EDR: SOLR writing to drives is suddenly slower causing aggregate sensor backlogs to grow
search cancel

EDR: SOLR writing to drives is suddenly slower causing aggregate sensor backlogs to grow

book

Article ID: 291029

calendar_today

Updated On:

Products

Carbon Black EDR (formerly Cb Response)

Issue/Introduction

  • Alliance dashboard disk operations per second suddenly slow from 1500 per second to about 10-300 per second on server nodes.
  • /var/log/cb/nginx/access.logs filled with "503" errors.
  • The following command comes back with incorrect disk type, true = spinning disk, false = SSD. This should be performed on primary and all minions
    curl -s 'http://localhost:8080/solr/admin/metrics?group=solr.node' | grep spins 
    
    "CONTAINER.fs.coreRoot.spins":true, 
    "CONTAINER.fs.spins":true,


 

Environment

  • EDR Server: All versions
  • EDR Sensor: All versions
  • Disk:  SSD type

Cause

Often happens with VM instances where the OS is returning spinning via the lsblk value when the host it lives on is SSD. 

Resolution

Force SOLR to treat the disks as SSD, thereby overriding the lsblk value, as so:
1. edit /etc/cb/cb.conf for each node in the cluster.
2 change this line from:
SolrDiskType=auto
to
SolrDiskType=ssd
3. restart the cluster.

Additional Information

  • Issue may occur after reboot of OS
  • A thread dump capture of solr indicates delay to commit data to disk takes more than 90 seconds, which causes the watchlist window to miss the event.

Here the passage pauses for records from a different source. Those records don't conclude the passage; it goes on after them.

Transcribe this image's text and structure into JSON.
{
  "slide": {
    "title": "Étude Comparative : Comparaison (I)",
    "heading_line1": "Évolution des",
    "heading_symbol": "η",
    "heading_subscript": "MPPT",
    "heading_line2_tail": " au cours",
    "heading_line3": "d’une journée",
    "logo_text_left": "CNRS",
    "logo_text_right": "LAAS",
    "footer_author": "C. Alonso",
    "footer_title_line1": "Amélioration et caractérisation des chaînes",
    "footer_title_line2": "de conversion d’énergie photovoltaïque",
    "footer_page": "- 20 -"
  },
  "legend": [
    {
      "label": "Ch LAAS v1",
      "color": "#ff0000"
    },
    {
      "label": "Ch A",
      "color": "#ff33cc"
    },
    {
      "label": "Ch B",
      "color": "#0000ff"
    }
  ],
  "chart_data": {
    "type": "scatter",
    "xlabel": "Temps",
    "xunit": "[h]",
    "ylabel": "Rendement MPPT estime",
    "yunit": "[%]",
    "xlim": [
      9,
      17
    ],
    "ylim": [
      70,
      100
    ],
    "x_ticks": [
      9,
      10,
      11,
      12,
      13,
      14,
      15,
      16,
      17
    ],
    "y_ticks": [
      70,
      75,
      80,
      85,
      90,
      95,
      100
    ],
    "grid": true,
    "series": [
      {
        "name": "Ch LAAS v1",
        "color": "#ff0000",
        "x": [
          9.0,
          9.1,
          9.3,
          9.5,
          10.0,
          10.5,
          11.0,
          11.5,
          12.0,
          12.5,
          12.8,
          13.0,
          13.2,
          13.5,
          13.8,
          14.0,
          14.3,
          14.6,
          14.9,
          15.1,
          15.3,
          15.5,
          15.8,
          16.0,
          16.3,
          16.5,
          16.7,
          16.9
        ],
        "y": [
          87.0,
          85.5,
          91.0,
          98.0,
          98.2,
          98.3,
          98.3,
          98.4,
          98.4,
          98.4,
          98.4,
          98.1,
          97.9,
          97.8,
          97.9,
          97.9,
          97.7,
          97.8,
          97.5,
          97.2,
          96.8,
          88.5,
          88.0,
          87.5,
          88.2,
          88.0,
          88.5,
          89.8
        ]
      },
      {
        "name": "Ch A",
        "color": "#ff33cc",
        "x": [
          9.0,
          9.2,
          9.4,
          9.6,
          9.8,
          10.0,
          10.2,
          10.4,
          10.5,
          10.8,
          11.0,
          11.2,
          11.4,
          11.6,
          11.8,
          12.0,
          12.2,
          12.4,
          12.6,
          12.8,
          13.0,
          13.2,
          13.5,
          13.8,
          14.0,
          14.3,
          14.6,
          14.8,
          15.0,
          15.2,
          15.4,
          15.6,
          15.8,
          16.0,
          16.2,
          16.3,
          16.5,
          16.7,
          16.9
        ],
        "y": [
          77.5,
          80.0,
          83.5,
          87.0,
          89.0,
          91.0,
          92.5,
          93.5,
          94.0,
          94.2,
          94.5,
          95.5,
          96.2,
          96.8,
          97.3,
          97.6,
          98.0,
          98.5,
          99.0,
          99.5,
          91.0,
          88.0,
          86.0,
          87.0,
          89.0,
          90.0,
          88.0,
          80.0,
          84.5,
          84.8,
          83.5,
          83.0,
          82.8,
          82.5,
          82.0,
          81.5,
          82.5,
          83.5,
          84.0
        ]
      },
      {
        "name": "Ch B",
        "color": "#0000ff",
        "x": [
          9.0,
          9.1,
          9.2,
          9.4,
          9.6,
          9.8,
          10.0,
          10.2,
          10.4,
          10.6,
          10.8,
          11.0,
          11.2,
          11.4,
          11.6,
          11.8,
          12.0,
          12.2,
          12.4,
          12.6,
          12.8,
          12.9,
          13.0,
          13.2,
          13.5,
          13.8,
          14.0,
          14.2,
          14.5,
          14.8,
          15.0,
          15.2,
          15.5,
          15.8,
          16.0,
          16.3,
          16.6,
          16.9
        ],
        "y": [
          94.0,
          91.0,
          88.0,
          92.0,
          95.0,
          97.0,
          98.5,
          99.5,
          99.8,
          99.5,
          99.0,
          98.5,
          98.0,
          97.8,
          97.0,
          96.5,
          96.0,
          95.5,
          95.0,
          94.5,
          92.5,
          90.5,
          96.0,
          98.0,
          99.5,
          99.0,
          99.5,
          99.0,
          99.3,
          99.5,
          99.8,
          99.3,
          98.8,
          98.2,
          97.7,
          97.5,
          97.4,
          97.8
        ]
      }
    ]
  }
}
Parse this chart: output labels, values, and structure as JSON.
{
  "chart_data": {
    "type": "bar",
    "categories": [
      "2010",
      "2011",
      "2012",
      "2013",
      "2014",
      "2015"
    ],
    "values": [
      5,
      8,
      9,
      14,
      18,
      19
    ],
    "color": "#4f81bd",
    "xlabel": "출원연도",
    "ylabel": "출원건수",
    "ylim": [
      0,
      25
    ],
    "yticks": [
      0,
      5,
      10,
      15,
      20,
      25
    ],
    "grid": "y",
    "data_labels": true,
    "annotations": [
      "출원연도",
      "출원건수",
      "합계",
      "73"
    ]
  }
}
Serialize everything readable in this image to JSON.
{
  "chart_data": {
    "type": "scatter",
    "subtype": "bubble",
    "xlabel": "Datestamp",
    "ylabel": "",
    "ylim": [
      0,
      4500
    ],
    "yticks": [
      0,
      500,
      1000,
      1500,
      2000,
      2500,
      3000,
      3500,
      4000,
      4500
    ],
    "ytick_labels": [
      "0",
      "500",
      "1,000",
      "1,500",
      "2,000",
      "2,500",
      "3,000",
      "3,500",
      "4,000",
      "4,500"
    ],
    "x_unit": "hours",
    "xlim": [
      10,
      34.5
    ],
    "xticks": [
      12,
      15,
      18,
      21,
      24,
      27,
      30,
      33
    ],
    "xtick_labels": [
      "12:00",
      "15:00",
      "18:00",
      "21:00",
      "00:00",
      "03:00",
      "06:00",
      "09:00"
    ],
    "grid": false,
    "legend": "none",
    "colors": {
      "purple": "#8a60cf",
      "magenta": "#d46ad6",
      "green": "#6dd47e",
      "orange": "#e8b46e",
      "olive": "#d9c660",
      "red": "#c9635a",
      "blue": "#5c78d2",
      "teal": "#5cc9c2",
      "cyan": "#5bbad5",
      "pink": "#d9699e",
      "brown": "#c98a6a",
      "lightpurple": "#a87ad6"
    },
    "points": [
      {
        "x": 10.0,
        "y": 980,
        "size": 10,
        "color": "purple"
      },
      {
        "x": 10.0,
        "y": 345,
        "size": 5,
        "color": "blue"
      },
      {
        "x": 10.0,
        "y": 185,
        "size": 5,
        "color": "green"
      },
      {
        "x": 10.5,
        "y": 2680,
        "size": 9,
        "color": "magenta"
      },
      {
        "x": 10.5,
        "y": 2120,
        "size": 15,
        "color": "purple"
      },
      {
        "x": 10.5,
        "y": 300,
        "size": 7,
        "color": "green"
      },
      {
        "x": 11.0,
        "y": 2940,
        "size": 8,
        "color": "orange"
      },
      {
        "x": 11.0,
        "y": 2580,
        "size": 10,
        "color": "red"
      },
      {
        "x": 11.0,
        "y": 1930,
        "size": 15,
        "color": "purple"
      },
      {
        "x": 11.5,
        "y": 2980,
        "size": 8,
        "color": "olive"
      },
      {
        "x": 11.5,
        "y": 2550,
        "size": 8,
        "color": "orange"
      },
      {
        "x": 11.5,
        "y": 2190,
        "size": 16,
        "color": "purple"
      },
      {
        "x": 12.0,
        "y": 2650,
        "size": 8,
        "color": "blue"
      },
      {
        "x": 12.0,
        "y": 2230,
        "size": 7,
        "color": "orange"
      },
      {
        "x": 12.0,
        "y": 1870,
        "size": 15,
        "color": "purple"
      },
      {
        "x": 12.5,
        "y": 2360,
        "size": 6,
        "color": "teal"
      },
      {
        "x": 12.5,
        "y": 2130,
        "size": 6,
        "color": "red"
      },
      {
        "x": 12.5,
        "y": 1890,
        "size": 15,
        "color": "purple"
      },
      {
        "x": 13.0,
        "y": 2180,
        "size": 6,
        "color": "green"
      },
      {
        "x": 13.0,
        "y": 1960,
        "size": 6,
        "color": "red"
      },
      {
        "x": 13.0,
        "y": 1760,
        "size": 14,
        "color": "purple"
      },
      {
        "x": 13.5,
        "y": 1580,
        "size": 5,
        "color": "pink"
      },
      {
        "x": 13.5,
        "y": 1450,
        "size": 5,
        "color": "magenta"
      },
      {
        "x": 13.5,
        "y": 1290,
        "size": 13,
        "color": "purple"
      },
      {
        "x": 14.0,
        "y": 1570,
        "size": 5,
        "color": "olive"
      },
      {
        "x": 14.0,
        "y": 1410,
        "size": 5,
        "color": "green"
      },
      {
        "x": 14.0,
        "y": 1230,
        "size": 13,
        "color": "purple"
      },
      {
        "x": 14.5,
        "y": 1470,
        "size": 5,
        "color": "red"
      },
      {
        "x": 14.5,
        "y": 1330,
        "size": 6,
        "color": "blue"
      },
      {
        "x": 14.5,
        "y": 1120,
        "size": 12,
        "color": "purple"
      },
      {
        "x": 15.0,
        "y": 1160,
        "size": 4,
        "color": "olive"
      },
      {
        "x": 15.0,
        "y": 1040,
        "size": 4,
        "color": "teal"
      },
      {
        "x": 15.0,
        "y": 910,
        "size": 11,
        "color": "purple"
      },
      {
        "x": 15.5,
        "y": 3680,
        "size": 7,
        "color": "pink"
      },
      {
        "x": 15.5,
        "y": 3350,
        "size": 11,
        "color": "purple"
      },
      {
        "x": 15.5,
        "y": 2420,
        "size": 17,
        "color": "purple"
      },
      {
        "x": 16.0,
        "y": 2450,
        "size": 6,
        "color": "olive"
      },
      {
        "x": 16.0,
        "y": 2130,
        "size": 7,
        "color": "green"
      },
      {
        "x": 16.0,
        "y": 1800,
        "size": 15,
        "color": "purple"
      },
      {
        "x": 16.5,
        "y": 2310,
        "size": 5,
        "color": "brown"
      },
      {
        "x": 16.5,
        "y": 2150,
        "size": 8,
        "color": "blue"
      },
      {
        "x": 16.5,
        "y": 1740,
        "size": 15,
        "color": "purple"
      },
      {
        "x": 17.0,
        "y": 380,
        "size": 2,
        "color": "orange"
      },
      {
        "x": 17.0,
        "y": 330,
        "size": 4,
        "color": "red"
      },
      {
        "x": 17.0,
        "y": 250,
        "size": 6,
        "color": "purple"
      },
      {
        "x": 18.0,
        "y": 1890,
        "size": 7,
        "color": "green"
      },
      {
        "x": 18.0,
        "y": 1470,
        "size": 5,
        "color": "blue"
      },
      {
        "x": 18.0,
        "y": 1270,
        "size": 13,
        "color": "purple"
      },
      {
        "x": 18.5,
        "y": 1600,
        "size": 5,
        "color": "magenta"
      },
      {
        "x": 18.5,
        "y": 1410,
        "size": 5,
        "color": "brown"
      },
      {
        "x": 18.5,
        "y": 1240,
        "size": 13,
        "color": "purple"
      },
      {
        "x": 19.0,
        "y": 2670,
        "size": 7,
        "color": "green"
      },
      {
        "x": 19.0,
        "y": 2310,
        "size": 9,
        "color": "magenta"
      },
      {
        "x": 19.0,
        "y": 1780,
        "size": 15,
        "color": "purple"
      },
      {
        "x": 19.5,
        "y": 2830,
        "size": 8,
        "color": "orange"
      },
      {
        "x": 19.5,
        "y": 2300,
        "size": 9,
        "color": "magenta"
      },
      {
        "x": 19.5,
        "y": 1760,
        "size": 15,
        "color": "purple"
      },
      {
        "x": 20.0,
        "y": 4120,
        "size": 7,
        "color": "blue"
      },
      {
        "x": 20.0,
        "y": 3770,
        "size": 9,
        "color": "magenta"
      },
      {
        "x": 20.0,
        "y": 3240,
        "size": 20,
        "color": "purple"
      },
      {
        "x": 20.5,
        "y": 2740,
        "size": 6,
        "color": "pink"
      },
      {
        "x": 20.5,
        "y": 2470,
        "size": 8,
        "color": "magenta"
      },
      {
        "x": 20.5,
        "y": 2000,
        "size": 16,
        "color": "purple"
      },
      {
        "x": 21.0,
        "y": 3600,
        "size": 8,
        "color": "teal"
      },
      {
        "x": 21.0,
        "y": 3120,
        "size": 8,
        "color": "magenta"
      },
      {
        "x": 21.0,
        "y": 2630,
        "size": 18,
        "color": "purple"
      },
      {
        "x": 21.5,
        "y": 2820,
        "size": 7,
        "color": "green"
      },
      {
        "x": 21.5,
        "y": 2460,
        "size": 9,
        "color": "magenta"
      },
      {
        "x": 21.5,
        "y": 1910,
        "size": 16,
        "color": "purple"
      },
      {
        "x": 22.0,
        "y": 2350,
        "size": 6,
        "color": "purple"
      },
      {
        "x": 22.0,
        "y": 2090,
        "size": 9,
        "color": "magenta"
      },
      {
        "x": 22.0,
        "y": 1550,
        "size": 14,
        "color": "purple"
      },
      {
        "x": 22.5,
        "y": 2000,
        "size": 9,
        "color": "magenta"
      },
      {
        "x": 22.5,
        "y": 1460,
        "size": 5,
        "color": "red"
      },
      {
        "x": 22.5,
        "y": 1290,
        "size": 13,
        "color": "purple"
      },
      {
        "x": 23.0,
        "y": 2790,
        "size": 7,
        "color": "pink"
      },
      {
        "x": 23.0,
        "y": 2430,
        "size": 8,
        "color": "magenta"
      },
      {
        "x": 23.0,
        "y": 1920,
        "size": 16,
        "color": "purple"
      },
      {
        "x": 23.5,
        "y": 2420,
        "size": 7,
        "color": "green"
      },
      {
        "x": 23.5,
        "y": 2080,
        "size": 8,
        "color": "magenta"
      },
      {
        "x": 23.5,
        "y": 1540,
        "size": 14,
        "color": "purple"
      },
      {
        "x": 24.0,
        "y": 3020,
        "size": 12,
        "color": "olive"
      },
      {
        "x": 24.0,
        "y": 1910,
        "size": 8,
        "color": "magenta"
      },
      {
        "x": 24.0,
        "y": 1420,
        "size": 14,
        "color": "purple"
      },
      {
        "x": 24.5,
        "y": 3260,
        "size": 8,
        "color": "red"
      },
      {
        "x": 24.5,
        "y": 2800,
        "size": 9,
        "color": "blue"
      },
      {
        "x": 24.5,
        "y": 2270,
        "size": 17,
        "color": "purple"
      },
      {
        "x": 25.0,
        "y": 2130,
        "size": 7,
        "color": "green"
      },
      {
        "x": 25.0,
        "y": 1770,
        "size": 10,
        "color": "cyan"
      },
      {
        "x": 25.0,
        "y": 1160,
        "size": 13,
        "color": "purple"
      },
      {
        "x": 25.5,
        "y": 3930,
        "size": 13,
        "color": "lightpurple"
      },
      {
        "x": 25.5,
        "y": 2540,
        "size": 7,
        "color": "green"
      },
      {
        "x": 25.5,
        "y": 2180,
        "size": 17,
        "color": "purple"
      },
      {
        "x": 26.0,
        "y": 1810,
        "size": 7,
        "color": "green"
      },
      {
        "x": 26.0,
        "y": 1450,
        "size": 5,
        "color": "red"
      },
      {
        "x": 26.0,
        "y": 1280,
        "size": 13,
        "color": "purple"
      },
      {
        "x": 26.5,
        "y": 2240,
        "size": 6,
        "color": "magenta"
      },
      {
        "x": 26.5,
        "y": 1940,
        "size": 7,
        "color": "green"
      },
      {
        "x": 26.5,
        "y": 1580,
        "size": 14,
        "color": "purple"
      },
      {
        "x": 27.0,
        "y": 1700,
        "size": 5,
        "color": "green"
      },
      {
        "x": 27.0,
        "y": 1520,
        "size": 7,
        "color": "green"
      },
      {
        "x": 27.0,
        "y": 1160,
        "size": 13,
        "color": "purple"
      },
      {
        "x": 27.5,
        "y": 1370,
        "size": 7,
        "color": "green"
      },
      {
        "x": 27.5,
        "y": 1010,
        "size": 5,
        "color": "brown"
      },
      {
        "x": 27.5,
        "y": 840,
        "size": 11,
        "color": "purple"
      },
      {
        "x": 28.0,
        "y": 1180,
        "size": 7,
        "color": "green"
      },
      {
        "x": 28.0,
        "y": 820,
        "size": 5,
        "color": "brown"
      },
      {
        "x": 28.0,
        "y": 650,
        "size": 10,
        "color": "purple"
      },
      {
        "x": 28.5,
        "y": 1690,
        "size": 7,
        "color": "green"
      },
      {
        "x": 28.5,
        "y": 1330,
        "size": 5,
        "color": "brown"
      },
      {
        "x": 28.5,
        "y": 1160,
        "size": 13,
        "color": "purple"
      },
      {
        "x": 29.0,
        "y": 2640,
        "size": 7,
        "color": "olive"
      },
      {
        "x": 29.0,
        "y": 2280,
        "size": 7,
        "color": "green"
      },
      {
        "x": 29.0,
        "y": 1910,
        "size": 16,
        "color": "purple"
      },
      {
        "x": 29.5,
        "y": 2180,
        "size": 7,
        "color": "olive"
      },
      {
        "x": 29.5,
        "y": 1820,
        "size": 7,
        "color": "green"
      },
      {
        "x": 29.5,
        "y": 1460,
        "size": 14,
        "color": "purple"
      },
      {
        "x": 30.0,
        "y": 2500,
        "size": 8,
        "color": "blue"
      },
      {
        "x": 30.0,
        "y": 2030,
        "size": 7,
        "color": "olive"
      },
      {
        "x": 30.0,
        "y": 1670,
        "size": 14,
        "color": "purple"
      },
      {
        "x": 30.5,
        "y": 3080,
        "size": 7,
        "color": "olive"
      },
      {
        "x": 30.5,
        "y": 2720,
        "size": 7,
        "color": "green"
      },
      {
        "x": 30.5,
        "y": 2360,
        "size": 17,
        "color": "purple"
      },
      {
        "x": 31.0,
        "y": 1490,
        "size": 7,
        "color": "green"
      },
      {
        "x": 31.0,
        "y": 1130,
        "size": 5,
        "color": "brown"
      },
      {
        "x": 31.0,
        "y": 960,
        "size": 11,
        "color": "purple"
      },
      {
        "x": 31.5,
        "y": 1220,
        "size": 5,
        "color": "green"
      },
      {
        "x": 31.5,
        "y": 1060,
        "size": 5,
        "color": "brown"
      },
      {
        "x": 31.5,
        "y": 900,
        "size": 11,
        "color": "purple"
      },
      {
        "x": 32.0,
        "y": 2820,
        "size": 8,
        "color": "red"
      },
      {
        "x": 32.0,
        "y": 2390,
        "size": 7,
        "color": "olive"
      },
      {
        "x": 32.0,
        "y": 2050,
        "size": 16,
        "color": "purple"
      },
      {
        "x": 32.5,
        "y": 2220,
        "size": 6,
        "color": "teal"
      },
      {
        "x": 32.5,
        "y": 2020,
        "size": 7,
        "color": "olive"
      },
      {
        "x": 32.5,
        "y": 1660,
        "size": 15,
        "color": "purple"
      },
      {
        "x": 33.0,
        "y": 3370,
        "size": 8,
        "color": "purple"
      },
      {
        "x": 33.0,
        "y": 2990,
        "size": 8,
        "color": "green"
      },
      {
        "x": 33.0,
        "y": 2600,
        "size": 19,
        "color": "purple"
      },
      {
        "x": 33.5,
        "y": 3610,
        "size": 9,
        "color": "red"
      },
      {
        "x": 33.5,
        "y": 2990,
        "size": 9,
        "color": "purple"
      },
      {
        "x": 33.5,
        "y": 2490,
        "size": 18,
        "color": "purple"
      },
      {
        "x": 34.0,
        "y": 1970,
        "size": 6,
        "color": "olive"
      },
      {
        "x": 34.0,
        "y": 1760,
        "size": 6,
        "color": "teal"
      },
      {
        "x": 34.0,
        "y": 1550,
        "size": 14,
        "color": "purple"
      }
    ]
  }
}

The overloaded disk i/o will  stall the solr commit rates.
  • The max threading and max merge is different per type
    • HDD - Solr will create maxThreadCount=1 and MaxMergeCount=6
    • SSD - Solr will create maxThreadCount=4 and MaxMergeCount=11
  • Note: The OER recommends SSD's to handle the high amount of data ingestion that comes in.